StandardScaler: Transforms features to have mean=0 and std=1. Critical because many algorithms (logistic regression, SVMs, KNN) are sensitive to feature scales. A feature ranging 0–1000 would dominate one ranging 0–1.

fit_transform vs transform: fit_transform on training data learns the mean and std. transform on test data applies the same transformation. Never fit on test data — that’s data leakage.

cross_val_score: Splits training data into 5 folds, trains on 4, tests on 1, rotates. Gives 5 accuracy estimates. The mean is more reliable than a single train/test split.
Key insight: The gap between the single test accuracy (100%) and the cross-validation accuracy (96.7%) tells you something important: with only 30 test samples, you can get lucky. Cross-validation averages over multiple splits, giving you a more honest estimate of how the model will perform in the wild.
decision
When ML Beats Rules — and When It Doesn’t
The decision framework for choosing ML vs traditional programming
ML Wins When…
1. The rules are too complex to write: Recognizing faces, understanding speech, detecting fraud. The number of rules would be in the millions and constantly changing.

2. The rules change over time: Spam filters, recommendation engines, stock trading. What worked last month doesn’t work this month. ML adapts by retraining on new data.

3. You have lots of data but no domain expertise: Genomics, climate modeling, particle physics. The patterns exist in the data but humans can’t articulate them.
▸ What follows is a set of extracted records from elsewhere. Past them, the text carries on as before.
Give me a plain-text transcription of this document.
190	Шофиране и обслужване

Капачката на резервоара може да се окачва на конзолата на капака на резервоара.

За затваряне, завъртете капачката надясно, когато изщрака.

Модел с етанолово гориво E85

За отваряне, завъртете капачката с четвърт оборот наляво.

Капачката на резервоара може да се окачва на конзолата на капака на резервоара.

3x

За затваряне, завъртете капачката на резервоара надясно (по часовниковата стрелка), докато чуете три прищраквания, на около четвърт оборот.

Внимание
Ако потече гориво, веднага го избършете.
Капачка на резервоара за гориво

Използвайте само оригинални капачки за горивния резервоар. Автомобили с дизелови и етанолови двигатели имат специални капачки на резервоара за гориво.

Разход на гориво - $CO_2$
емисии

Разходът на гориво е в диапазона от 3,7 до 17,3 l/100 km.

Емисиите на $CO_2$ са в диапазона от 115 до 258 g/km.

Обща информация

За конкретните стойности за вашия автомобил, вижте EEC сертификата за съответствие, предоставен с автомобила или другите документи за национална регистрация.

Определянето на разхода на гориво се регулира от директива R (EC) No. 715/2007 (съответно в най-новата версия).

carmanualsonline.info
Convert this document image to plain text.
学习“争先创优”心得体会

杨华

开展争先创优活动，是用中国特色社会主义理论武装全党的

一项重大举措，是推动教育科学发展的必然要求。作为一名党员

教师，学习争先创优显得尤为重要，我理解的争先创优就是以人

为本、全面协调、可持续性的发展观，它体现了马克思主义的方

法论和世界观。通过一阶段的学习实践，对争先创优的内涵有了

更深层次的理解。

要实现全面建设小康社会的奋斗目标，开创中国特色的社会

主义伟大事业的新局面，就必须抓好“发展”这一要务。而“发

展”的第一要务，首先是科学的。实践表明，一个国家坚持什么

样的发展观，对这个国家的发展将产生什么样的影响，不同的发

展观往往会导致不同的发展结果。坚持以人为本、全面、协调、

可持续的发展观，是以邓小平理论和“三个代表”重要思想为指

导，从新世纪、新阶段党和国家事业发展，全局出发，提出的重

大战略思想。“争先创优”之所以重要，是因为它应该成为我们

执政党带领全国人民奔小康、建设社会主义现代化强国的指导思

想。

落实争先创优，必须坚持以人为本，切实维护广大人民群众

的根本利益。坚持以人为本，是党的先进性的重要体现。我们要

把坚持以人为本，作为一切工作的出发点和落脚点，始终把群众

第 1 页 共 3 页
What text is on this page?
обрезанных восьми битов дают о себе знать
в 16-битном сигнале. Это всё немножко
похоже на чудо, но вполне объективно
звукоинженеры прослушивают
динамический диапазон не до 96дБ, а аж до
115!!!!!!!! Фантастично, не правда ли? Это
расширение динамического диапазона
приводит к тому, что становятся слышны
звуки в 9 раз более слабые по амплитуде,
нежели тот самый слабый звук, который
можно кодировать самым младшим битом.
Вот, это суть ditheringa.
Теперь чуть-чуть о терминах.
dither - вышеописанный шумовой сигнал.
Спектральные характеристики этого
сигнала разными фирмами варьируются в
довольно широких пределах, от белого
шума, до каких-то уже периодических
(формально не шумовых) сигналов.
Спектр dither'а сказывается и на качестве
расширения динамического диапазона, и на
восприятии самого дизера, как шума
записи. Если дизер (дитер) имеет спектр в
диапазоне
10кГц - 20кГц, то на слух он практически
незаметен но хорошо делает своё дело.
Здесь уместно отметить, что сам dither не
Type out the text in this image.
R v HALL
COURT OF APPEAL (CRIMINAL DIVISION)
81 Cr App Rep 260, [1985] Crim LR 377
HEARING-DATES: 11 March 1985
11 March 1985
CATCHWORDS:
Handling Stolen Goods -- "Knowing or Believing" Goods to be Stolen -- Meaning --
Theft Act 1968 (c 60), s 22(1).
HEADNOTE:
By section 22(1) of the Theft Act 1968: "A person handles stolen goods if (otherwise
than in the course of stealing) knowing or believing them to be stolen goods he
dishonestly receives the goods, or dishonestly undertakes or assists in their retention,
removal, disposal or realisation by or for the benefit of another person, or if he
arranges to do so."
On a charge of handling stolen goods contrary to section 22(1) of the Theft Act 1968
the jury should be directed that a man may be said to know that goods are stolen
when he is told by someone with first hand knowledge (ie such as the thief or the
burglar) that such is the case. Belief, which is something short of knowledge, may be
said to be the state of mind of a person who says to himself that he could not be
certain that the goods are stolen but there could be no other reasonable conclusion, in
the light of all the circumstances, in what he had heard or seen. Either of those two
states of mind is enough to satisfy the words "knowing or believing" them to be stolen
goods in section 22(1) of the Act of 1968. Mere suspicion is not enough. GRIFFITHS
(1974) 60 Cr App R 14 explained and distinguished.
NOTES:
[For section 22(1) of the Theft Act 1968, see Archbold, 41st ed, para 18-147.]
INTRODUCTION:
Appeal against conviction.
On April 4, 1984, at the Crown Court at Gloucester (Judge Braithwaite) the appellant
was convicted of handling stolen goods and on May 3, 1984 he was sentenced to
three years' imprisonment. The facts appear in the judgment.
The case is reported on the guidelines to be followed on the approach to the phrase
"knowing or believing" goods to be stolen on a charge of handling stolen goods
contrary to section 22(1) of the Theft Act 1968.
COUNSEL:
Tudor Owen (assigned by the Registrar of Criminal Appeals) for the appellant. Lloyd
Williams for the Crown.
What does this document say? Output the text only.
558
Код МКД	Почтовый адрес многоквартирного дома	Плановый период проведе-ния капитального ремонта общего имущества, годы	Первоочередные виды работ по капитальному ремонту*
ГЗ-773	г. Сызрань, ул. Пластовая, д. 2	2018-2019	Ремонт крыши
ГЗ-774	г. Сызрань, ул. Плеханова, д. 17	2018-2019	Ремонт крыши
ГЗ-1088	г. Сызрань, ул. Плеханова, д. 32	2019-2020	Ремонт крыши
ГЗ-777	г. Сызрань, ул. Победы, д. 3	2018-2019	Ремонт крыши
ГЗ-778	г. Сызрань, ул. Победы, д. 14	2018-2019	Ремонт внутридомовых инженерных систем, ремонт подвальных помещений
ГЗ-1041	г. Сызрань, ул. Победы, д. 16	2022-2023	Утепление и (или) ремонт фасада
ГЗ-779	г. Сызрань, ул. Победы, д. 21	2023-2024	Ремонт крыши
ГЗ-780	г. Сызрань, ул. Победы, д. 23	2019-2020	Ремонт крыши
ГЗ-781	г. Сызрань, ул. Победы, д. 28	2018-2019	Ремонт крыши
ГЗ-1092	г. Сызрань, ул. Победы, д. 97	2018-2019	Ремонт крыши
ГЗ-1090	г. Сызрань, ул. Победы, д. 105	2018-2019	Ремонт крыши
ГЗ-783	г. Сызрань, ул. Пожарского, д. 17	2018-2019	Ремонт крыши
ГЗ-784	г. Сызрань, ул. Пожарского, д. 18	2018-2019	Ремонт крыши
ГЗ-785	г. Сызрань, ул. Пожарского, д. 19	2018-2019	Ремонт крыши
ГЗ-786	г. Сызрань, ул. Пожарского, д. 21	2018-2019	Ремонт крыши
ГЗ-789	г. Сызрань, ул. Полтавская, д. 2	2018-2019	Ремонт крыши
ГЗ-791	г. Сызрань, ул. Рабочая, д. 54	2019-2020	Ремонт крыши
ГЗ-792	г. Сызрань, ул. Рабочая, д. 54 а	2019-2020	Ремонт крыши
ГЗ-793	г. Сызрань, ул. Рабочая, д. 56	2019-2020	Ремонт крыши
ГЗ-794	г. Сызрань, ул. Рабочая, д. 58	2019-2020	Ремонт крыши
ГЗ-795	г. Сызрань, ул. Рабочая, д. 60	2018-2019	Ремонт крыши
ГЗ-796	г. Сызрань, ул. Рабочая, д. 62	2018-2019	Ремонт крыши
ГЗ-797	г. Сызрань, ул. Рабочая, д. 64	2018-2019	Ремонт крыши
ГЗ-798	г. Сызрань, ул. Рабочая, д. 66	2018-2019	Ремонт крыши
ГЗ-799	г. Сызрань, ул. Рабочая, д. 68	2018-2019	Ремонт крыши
4. You need personalization at scale: Netflix recommendations for 200M users. You can’t write rules for each person, but ML can learn individual preferences.
Rules Win When…
1. The logic is simple and well-defined: Tax calculations, unit conversions, sorting algorithms. A formula or if-else chain is clearer, faster, and guaranteed correct.

2. You need 100% explainability: Medical dosing, legal compliance, safety-critical systems. “The model said so” isn’t acceptable when lives are at stake.

3. You have very little data: ML needs hundreds to millions of examples. With 10 data points, a domain expert writing rules will outperform any model.

4. The cost of errors is asymmetric and extreme: Nuclear reactor control, aircraft autopilot. A 99.9% accurate model still fails 1 in 1,000 times.
The Decision Checklist
Use ML if ALL of these are true: ✓ Pattern exists in the data ✓ You can't write the rules explicitly ✓ You have enough labeled data (or can get it) ✓ The pattern is relatively stable (or you can retrain) ✓ Approximate answers are acceptable Use rules/heuristics if ANY of these are true: ✓ Logic is simple and well-defined ✓ You have fewer than ~100 examples ✓ 100% correctness is required ✓ Full explainability is legally required ✓ The problem doesn't change over time
Key insight: ML is a power tool, not a magic wand. A chainsaw is amazing for cutting trees but terrible for brain surgery. The best engineers know when to reach for ML and when a simple if-else statement is the right answer. In practice, most production systems use both: rules for the easy cases, ML for the hard ones.